## The issue

If you are using photoshop to create your maps, like I do, you find difficult sometimes to do things that some specialized mapping software do.

I am designing a map for our project and **I wanted to be able to calculate the surface area of a kingdom in order to calculate the amount of population it can support** based on the data we’ve gathered from the Doomsday Book.

## The lazy solution: Surface area of a rectangle

If it was square or rectangular that would have been easy. You multiply X by Y, and as long as you know your scale … presto! You could then break down the rectangle into smaller interconnected ones in order to calculate the surface area of more irregular shape.

But kingdoms, duchies, counties or any demesne (domain) are hardly ever even close to rectangular; so how do you do it?

## The real solution: Surface area of an irregular shape

For this example we will calculate what was the surface area that it was used for habitation on this medieval village.

### Step 1: Define your territory

Create a new layer on top of your map. Let’s call it “Domain” and using a black brush **(make sure the colour is #000000) **Paint over the area you want to calculate.

### Step 2: Establishing scale

Create a new layer, call it “**total area**” under the domain layer and fill it with white.

From the previous example we know that **150px equal 450 feet** on this map.

This image is 1140×852 pixels which means that the X of the box can be calculated by a simple cross multiplication.

If the long side of the rectangle is 1140 pixels and we know that 150px equal 450 feet

X (in feet) = (1140 * 450) / 150 =

3420 feet

In the same way we can calculate that the short side of the rectangle is equal to **2556 feet**.
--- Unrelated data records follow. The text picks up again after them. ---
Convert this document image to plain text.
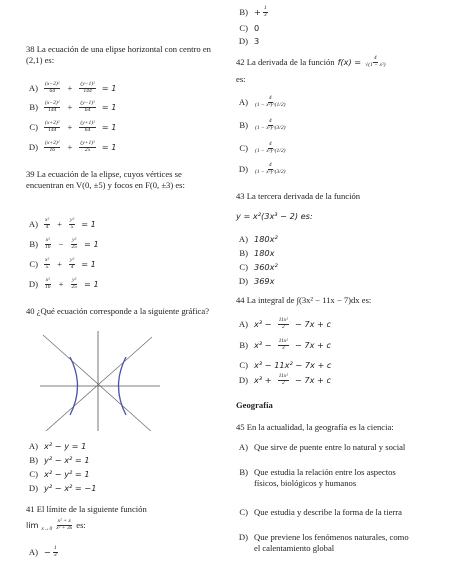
38 La ecuación de una elipse horizontal con centro en (2,1) es:
A) (x−2)²
$64 + \frac{\text{(y−1)²}}{144} = 1$
B) (x−2)²
$144 + \frac{\text{(y−1)²}}{64} = 1$
C) (x+2)²
$144 + \frac{\text{(y+1)²}}{64} = 1$
D) (x+2)²
$16 + \frac{\text{(y+1)²}}{25} = 1$
39 La ecuación de la elipse, cuyos vértices se encuentran en V(0, ±5) y focos en F(0, ±3) es:
A) x²
$4 + \frac{\text{y²}}{5} = 1$
B) x²
$16 - \frac{\text{y²}}{25} = 1$
C) x²
$5 + \frac{\text{y²}}{4} = 1$
D) x²
$16 + \frac{\text{y²}}{25} = 1$
40 ¿Qué ecuación corresponde a la siguiente gráfica?
A) x² − y = 1
B) y² − x² = 1
C) x² − y² = 1
D) y² − x² = −1
41 El límite de la siguiente función
lim x→0
x² + x
x² + 3x es:
$A) - \frac{1}{3}$
$B) + \frac{1}{3}$
C) 0
D) 3
42 La derivada de la función $f(x) = \frac{4}{\text{√(1 − x²)}}$
es:
A)	4
(1 − x²)^(1/2)
B)	4
(1 − x²)^(3/2)
C)	4
(1 − x²)^(1/2)
D)	4
(1 − x²)^(3/2)
43 La tercera derivada de la función
y = x²(3x³ − 2) es:
A) 180x²
B) 180x
C) 360x²
D) 369x
44 La integral de ∫(3x² − 11x − 7)dx es:
A) $x^3 - \frac{\text{11x²}}{2} - 7x + c$
B) $x^3 - \frac{\text{11x²}}{3} - 7x + c$
C) x³ − 11x² − 7x + c
D) $x^3 + \frac{\text{11x²}}{2} - 7x + c$
Geografía
45 En la actualidad, la geografía es la ciencia:
A) Que sirve de puente entre lo natural y social
B) Que estudia la relación entre los aspectos físicos, biológicos y humanos
C) Que estudia y describe la forma de la tierra
D) Que previene los fenómenos naturales, como el calentamiento global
Using the method we used above we can calculate that the total surface area of the map is X * Y = 3420 * 2556 = 8.741.520 square feet = **200.6 acres**

Your file should now look like this:

### Step 3: The magic

Now for the magic trick.

**Select the “domain” and “total area” layers we created and merge them**- With the new layer selected, Go to
**Filters > Blur > Average** - Select the colour dropper from the menu and click on your grey layer.
- Click on the foreground colour to open thedialogueandlocate the brightness value.

### Crunch them

87% is the coverage of the area outside your Domain area.

Thus 100 – 87 = 13% (of the total 200.6 acres)

In order to calculate the surface area of our housing district we use once again cross multiplication

*206.6 * 13 / 100 *= **27 acres of housing **

– Your colours are pure white #ffffff and pure black #000000

– Your Document is set to RGB (Image > Mode > RGB Color

## Conclusion

What did you think of this method? Do you have a better one?

Does this work on GIMP or other programs with Blur > Average filter. Please do let us know!

## Further reading

## Notes

Thank you mostlyignorant for spotting the calculation issue!

I use another method, figure out the scale of a pixel, then with the wand or lasso tool select your territory. In the expanded histogram (histogram, options, expanded view) it will tell you how many pixels you have selected, after that figuring out the total area is a matter of one single formula (pixels x pixel area)

Thank you for this article! In the past I used a similar technique as @Miguel Bartelsman. However, using the author’s methods, has anyone had any success when calculating the surface area of multiple “kingdoms” at once? Is it still possible to merge the “total area” layer and maintain individual kingdoms? Or is it necessary to have one “total area” layer per “kingdom”?

Hey Patagonian Scientific,

You won’t be able to get individual kingdom AND total kingdoms but you can get total kingdoms. Alternatively you can just use the same technique in multiple layers and then just sum the results.